From the book jacket:
Everybody around lawyer Mary DiNunzio has decided she isn't allowed to be a Young Widow anymore, even though she didn't know there was an official cutoff. They're all trying to fix her up -- her South Philly Italian parents, her best friend Judy Carrier, even the office security guard.
All Mary wants to do is immerse herself in a case everybody else calls "The History Channel", a pro bono representation of the Brandolini estate. The roots of the matter sink deep into the past, when Amadeo Brandolini emigrated to Philadelphia, started a family, and built up a small fishing business.

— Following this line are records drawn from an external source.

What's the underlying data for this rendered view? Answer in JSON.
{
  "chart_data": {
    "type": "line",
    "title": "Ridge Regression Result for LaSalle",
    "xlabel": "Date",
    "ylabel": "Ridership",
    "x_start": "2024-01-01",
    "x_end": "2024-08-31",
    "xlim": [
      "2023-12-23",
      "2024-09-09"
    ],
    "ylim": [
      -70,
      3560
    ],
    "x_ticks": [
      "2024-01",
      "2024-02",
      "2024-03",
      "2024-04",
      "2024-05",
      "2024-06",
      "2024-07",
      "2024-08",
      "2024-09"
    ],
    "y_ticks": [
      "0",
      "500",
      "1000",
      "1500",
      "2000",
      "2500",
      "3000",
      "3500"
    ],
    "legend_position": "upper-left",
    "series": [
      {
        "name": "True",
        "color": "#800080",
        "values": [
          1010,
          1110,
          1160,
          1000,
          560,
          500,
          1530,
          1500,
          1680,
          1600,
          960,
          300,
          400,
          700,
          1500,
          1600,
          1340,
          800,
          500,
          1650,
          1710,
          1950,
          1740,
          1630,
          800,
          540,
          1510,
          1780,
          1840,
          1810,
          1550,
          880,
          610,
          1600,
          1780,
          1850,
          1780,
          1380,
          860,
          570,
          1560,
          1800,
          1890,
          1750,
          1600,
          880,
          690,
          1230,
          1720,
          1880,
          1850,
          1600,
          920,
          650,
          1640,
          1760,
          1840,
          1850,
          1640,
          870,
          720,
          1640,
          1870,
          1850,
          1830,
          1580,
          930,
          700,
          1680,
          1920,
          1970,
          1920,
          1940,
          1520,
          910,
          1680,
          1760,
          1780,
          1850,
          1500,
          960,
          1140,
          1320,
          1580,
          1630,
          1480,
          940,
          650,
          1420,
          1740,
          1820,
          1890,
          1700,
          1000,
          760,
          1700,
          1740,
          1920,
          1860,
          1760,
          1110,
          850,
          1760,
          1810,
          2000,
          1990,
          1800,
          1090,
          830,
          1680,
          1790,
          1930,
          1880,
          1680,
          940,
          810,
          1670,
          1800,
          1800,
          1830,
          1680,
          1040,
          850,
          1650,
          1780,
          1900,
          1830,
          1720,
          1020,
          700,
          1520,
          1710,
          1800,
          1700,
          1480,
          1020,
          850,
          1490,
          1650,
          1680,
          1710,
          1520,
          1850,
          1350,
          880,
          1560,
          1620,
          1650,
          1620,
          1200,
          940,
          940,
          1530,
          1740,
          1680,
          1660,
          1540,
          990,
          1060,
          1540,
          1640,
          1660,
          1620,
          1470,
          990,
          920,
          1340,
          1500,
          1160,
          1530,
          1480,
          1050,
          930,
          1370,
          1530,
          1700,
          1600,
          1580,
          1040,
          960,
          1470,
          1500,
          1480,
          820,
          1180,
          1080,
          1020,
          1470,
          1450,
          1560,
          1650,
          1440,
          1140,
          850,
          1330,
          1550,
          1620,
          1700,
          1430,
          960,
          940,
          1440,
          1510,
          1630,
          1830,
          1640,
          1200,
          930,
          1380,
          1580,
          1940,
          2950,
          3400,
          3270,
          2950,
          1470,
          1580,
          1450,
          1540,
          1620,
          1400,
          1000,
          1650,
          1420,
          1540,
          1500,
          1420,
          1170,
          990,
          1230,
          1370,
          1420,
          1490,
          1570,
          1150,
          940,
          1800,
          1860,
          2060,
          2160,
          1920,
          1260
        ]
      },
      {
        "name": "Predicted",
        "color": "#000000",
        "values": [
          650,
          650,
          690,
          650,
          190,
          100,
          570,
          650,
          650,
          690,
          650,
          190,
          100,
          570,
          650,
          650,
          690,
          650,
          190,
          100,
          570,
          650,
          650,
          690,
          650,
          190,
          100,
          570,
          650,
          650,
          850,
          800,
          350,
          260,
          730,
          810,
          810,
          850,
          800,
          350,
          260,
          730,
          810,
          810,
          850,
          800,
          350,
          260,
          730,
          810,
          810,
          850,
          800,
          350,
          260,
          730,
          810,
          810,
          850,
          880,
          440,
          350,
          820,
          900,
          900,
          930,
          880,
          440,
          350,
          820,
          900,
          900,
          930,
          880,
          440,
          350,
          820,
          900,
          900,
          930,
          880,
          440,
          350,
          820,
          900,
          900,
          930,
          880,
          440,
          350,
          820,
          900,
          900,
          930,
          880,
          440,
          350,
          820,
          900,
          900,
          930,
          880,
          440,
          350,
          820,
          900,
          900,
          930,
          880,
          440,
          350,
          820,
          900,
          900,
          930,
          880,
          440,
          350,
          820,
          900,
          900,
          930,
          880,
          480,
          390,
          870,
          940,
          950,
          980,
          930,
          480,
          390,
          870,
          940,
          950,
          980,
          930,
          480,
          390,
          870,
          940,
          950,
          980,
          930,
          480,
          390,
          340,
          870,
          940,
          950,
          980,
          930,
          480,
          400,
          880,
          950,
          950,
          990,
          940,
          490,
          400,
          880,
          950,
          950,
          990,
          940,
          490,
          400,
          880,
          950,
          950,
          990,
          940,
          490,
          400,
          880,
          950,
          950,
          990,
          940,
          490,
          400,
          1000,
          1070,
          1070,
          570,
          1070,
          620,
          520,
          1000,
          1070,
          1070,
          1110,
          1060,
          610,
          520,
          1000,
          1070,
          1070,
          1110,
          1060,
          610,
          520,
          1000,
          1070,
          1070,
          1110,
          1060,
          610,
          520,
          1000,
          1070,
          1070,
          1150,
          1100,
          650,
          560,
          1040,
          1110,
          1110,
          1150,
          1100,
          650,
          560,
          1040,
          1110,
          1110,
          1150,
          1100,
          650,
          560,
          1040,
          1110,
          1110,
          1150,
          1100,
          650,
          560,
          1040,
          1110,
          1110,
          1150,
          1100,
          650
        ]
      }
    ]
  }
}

At the outbreak of World War II, Brandolini was arrested by the FBI as part of a mass internment of Italian-Americans and was sent to a camp in Montana, where he eventually committed suicide. Now, more than sixty years later, his son's estate hires Mary to sue for...
Beyond the Book
Scottoline (the last syllable rhymes with tortellini) is Italian American. All her books (except the most recent - see below) feature the women of the all-female Philadelphia law firm of Rosato and Associaties, but the novels tend to focus on different characters. In Killer Smile
Mary DiNunzio is center stage with a pro-bono case that draws attention to the plight of the approximate 10,000 Italian-Americans who were imprisoned by the FBI during World War II, following Roosevelt's signature on Proclamation Number 2527 which followed the earlier proclamations #2525 (Japanese) and #2526 (German) in branding approximately 600,000 non-naturalized Italians as potential "enemy aliens."